Who specifically is asking him to distance himself from Mormonism? We need names here to back up this claim. Someone close to his campaign staff? Fellow former Governors? Joe Lieberman? Sure these offerings are meant in jest, but otherwise this is a standard ploy by politicians, most notably President Bush. "Some people say Muslims aren't decent enough to have democracy. (pregnant pause) And I reject that." You can make up any ill-thought-out claim and stand up and be on record as against it, but it adds zero to the discussion.
"The founders proscribed the establishment of a state religion, but they did not countenance the elimination of religion from the public square. We are a nation "under God" and in God, we do indeed trust."

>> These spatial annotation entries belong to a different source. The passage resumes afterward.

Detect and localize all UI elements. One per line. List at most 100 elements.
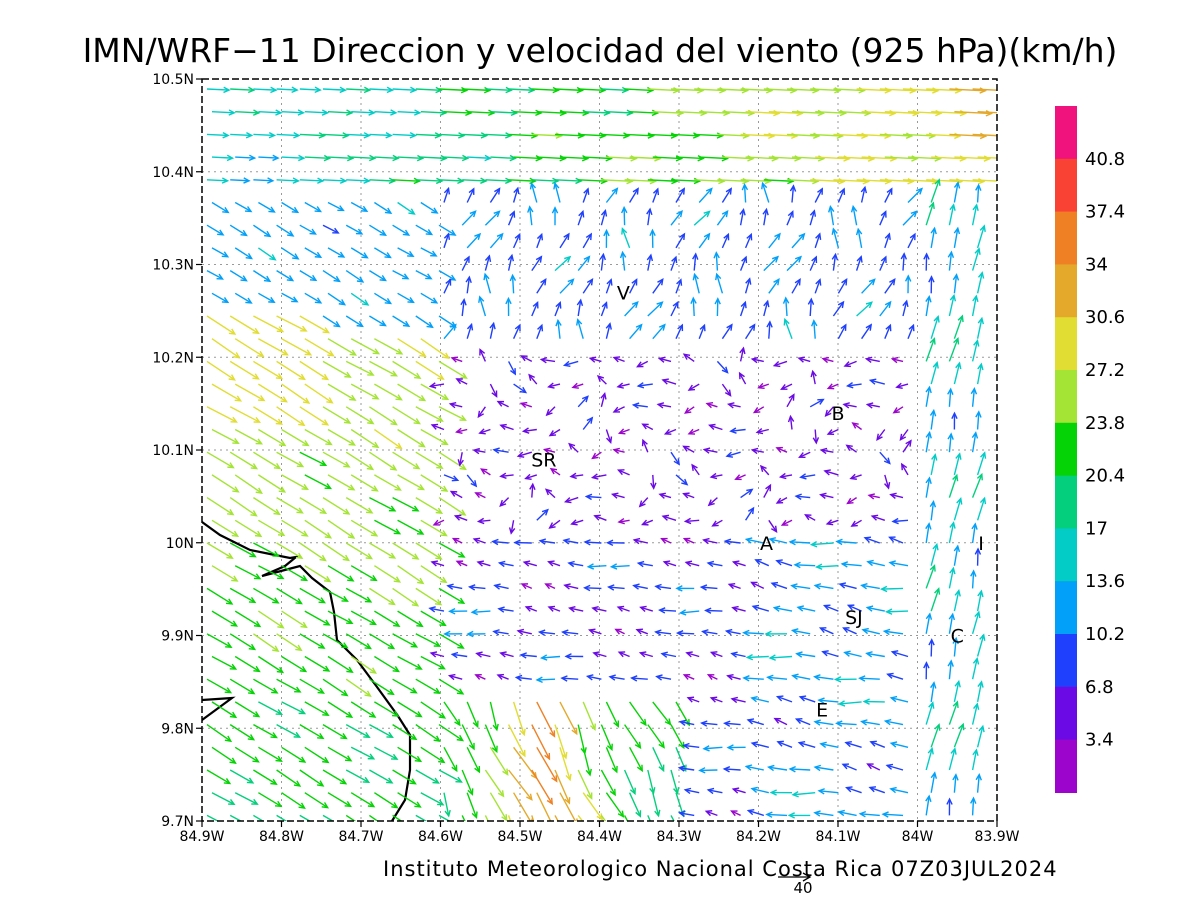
wind-vector xyxy=(489,233,504,249)
wind-vector-head xyxy=(244,206,253,213)
wind-vector xyxy=(882,813,904,817)
wind-vector-head xyxy=(448,608,456,615)
wind-vector-head xyxy=(813,674,821,681)
wind-vector xyxy=(592,451,602,459)
wind-vector-head xyxy=(216,273,224,280)
wind-vector-head xyxy=(297,109,305,116)
wind-vector-head xyxy=(706,560,715,568)
wind-vector xyxy=(740,488,753,499)
wind-vector xyxy=(693,253,697,271)
wind-vector xyxy=(709,424,723,431)
wind-vector xyxy=(600,814,607,821)
wind-vector xyxy=(281,519,308,537)
wind-vector xyxy=(971,388,976,407)
wind-vector-head xyxy=(298,802,306,809)
wind-vector xyxy=(369,542,396,559)
wind-vector-head xyxy=(349,349,358,356)
wind-vector-head xyxy=(686,696,695,703)
wind-vector xyxy=(647,208,651,226)
wind-vector xyxy=(675,324,683,339)
wind-vector xyxy=(480,468,491,476)
wind-vector-head xyxy=(293,132,301,139)
wind-vector-head xyxy=(449,323,457,331)
credit-text: Instituto Meteorologico Nacional Costa R… xyxy=(383,857,1058,881)
wind-vector-head xyxy=(545,409,553,417)
wind-vector-head xyxy=(549,821,554,827)
wind-vector-head xyxy=(226,154,235,162)
wind-vector xyxy=(638,383,653,387)
wind-vector xyxy=(821,449,834,453)
wind-vector-head xyxy=(272,550,280,557)
wind-vector xyxy=(747,655,769,659)
wind-vector xyxy=(843,403,857,408)
wind-vector-head xyxy=(436,415,444,422)
wind-vector-head xyxy=(249,551,257,558)
wind-vector xyxy=(615,628,625,635)
wind-vector-head xyxy=(698,767,706,774)
wind-vector xyxy=(485,179,511,182)
wind-vector xyxy=(926,88,961,92)
wind-vector xyxy=(784,319,793,339)
wind-vector xyxy=(443,701,461,726)
wind-vector xyxy=(948,522,955,544)
colorbar-label: 6.8 xyxy=(1085,677,1114,698)
wind-vector-head xyxy=(461,154,470,162)
wind-vector xyxy=(345,360,374,376)
wind-vector-head xyxy=(471,811,478,819)
wind-vector xyxy=(420,338,450,359)
wind-vector xyxy=(652,156,682,160)
wind-vector xyxy=(258,201,275,213)
wind-vector-head xyxy=(772,605,781,612)
wind-vector-head xyxy=(682,492,690,499)
wind-vector xyxy=(322,633,348,649)
wind-vector xyxy=(732,607,746,612)
wind-vector xyxy=(229,769,254,784)
wind-vector xyxy=(397,111,420,114)
wind-vector xyxy=(735,474,746,480)
wind-vector xyxy=(549,519,561,529)
wind-vector xyxy=(824,604,839,612)
wind-vector xyxy=(836,722,857,726)
wind-vector xyxy=(786,394,795,408)
wind-vector xyxy=(234,519,262,537)
wind-vector-head xyxy=(977,589,984,598)
wind-vector-head xyxy=(849,473,857,480)
wind-vector xyxy=(490,156,516,160)
wind-vector-head xyxy=(828,205,835,213)
wind-vector xyxy=(304,655,330,672)
wind-vector xyxy=(624,301,639,317)
wind-vector xyxy=(206,769,231,785)
wind-vector xyxy=(304,746,329,763)
place-label-v: V xyxy=(617,282,630,304)
wind-vector xyxy=(971,432,977,453)
wind-vector-head xyxy=(361,299,370,306)
wind-vector xyxy=(525,606,538,612)
wind-vector xyxy=(211,565,238,582)
wind-vector-head xyxy=(440,576,448,584)
wind-vector-head xyxy=(217,229,225,236)
wind-vector-head xyxy=(768,537,777,544)
wind-vector-head xyxy=(409,825,415,830)
wind-vector-head xyxy=(745,277,752,285)
wind-vector-head xyxy=(581,395,589,403)
wind-vector xyxy=(281,383,310,404)
wind-vector xyxy=(647,179,678,182)
wind-vector xyxy=(948,252,953,271)
wind-vector-head xyxy=(245,252,254,260)
wind-vector xyxy=(345,224,363,235)
wind-vector xyxy=(276,633,302,651)
wind-vector-head xyxy=(614,628,622,635)
wind-vector xyxy=(537,678,556,681)
wind-vector-head xyxy=(544,488,553,496)
wind-vector xyxy=(475,674,486,680)
wind-vector xyxy=(258,474,286,493)
wind-vector xyxy=(369,723,393,738)
wind-vector xyxy=(638,562,653,567)
wind-vector xyxy=(559,278,574,294)
wind-vector-head xyxy=(603,228,610,237)
wind-vector xyxy=(327,111,352,114)
wind-vector xyxy=(600,210,607,226)
wind-vector xyxy=(322,723,347,740)
wind-vector xyxy=(768,278,780,294)
wind-vector-head xyxy=(553,181,560,190)
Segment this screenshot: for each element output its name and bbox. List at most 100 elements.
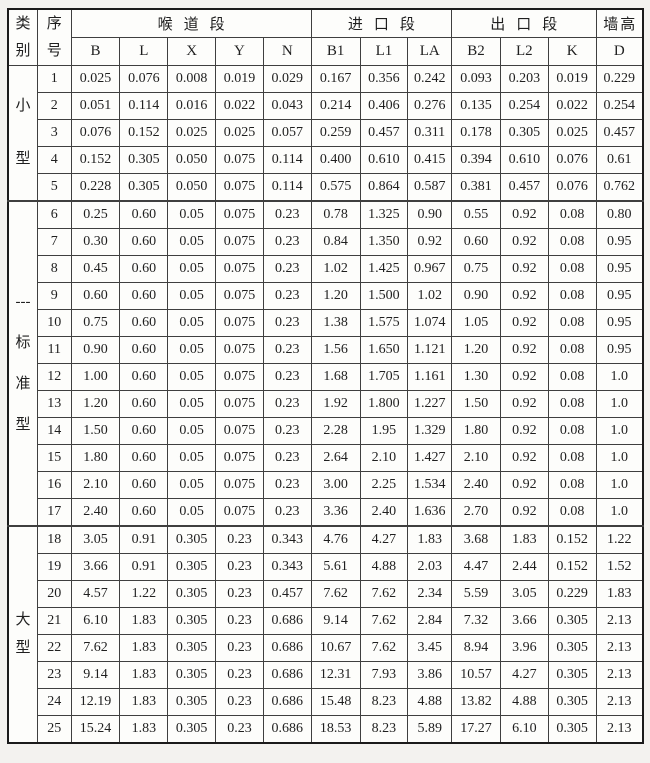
value-cell: 0.343 (262, 525, 312, 554)
value-cell: 8.23 (359, 688, 409, 716)
table-row: --- 标准型 6 0.25 0.60 0.05 0.075 0.23 0.78 1.325 0.9… (7, 200, 644, 527)
dimension-table: 类 别 序 号 喉道段 进口段 出口段 墙高 B L X Y N B1 L1 LA B2 L2 K D… (7, 8, 644, 744)
value-cell: 0.305 (167, 580, 217, 608)
value-cell: 0.305 (499, 119, 549, 147)
value-cell: 0.394 (451, 146, 501, 174)
value-cell: 15.24 (70, 715, 121, 744)
value-cell: 0.075 (215, 255, 264, 283)
value-cell: 0.025 (167, 119, 217, 147)
value-cell: 0.075 (215, 444, 264, 472)
value-cell: 0.051 (70, 92, 121, 120)
value-cell: 0.23 (262, 309, 312, 337)
value-cell: 0.043 (262, 92, 312, 120)
value-cell: 4.76 (310, 525, 361, 554)
value-cell: 1.52 (595, 553, 644, 581)
value-cell: 1.83 (119, 688, 169, 716)
value-cell: 0.60 (70, 282, 121, 310)
value-cell: 1.121 (407, 336, 453, 364)
column-header-la: LA (407, 37, 453, 66)
value-cell: 0.60 (119, 471, 169, 499)
value-cell: 1.02 (407, 282, 453, 310)
table-row: 24 12.19 1.83 0.305 0.23 0.686 15.48 8.23 4.88 13… (8, 688, 644, 716)
value-cell: 0.60 (119, 498, 169, 527)
value-cell: 6.10 (499, 715, 549, 744)
value-cell: 4.88 (499, 688, 549, 716)
value-cell: 1.074 (407, 309, 453, 337)
value-cell: 0.23 (215, 580, 264, 608)
value-cell: 0.92 (499, 363, 549, 391)
serial-cell: 3 (37, 119, 72, 147)
value-cell: 0.356 (359, 65, 409, 93)
value-cell: 0.864 (359, 173, 409, 202)
value-cell: 1.22 (595, 525, 644, 554)
value-cell: 0.08 (547, 417, 597, 445)
value-cell: 0.075 (215, 146, 264, 174)
value-cell: 1.38 (310, 309, 361, 337)
value-cell: 7.62 (359, 634, 409, 662)
value-cell: 1.20 (451, 336, 501, 364)
value-cell: 0.057 (262, 119, 312, 147)
column-header-n: N (262, 37, 312, 66)
value-cell: 0.305 (547, 688, 597, 716)
header-category-char: 别 (15, 42, 31, 59)
value-cell: 0.400 (310, 146, 361, 174)
value-cell: 1.80 (70, 444, 121, 472)
value-cell: 1.80 (451, 417, 501, 445)
value-cell: 0.45 (70, 255, 121, 283)
value-cell: 0.076 (70, 119, 121, 147)
value-cell: 0.23 (215, 661, 264, 689)
value-cell: 0.575 (310, 173, 361, 202)
value-cell: 0.05 (167, 309, 217, 337)
value-cell: 1.83 (119, 634, 169, 662)
value-cell: 0.05 (167, 444, 217, 472)
category-char: 型 (15, 151, 31, 167)
value-cell: 0.415 (407, 146, 453, 174)
value-cell: 1.500 (359, 282, 409, 310)
value-cell: 0.381 (451, 173, 501, 202)
value-cell: 0.78 (310, 200, 361, 229)
value-cell: 0.114 (262, 173, 312, 202)
value-cell: 4.57 (70, 580, 121, 608)
value-cell: 0.075 (215, 282, 264, 310)
value-cell: 2.28 (310, 417, 361, 445)
value-cell: 0.90 (451, 282, 501, 310)
value-cell: 10.57 (451, 661, 501, 689)
value-cell: 9.14 (310, 607, 361, 635)
value-cell: 0.075 (215, 498, 264, 527)
header-serial-char: 序 (46, 15, 62, 32)
value-cell: 0.135 (451, 92, 501, 120)
table-row: 25 15.24 1.83 0.305 0.23 0.686 18.53 8.23 5.89 17… (8, 715, 644, 744)
column-header-b1: B1 (310, 37, 361, 66)
value-cell: 3.36 (310, 498, 361, 527)
value-cell: 0.05 (167, 471, 217, 499)
value-cell: 0.08 (547, 363, 597, 391)
value-cell: 0.406 (359, 92, 409, 120)
value-cell: 1.161 (407, 363, 453, 391)
value-cell: 0.23 (215, 525, 264, 554)
serial-cell: 18 (37, 525, 72, 554)
table-row: 15 1.80 0.60 0.05 0.075 0.23 2.64 2.10 1.427 2.10… (8, 444, 644, 472)
value-cell: 0.05 (167, 255, 217, 283)
value-cell: 1.50 (70, 417, 121, 445)
value-cell: 10.67 (310, 634, 361, 662)
value-cell: 0.23 (262, 228, 312, 256)
value-cell: 0.08 (547, 444, 597, 472)
value-cell: 2.25 (359, 471, 409, 499)
table-row: 12 1.00 0.60 0.05 0.075 0.23 1.68 1.705 1.161 1.3… (8, 363, 644, 391)
header-serial-stack: 序 号 (38, 15, 70, 59)
value-cell: 0.610 (359, 146, 409, 174)
value-cell: 0.23 (262, 200, 312, 229)
value-cell: 0.08 (547, 471, 597, 499)
value-cell: 0.08 (547, 282, 597, 310)
value-cell: 0.075 (215, 363, 264, 391)
value-cell: 0.92 (499, 309, 549, 337)
value-cell: 0.259 (310, 119, 361, 147)
value-cell: 0.229 (595, 65, 644, 93)
header-serial-char: 号 (46, 42, 62, 59)
value-cell: 7.62 (359, 607, 409, 635)
value-cell: 2.84 (407, 607, 453, 635)
value-cell: 0.60 (451, 228, 501, 256)
serial-cell: 20 (37, 580, 72, 608)
value-cell: 0.022 (215, 92, 264, 120)
table-row: 大型 18 3.05 0.91 0.305 0.23 0.343 4.76 4.27 1.83 3.… (7, 525, 644, 744)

Atheists and agnostics, please sew a badge on your clothing so that you may more easily be rounded up and removed from society. Polytheistic religious believers should also narrow down their scope of deities to a more uniform 'one' in accord with this new vision of religious tolerance in America. So there shall be no state religion, but you must believe in God since everyone does.

It goes on and on like this.
"Americans acknowledge that liberty is a gift of God, not an indulgence of government."
"Any believer in religious freedom, any person who has knelt in prayer to the Almighty, has a friend and ally in me."
Ending on this note:
"And in that spirit, let us give thanks to the divine "author of liberty." And together, let us pray that this land may always be blessed, "with freedom's holy light.""
Governor Romney's view of religious freedom is certainly his free right of expression, but let us pray that he never makes it any where near the White House that he may act on those expressions which the First Amendment equitably allows him to hold and espouse.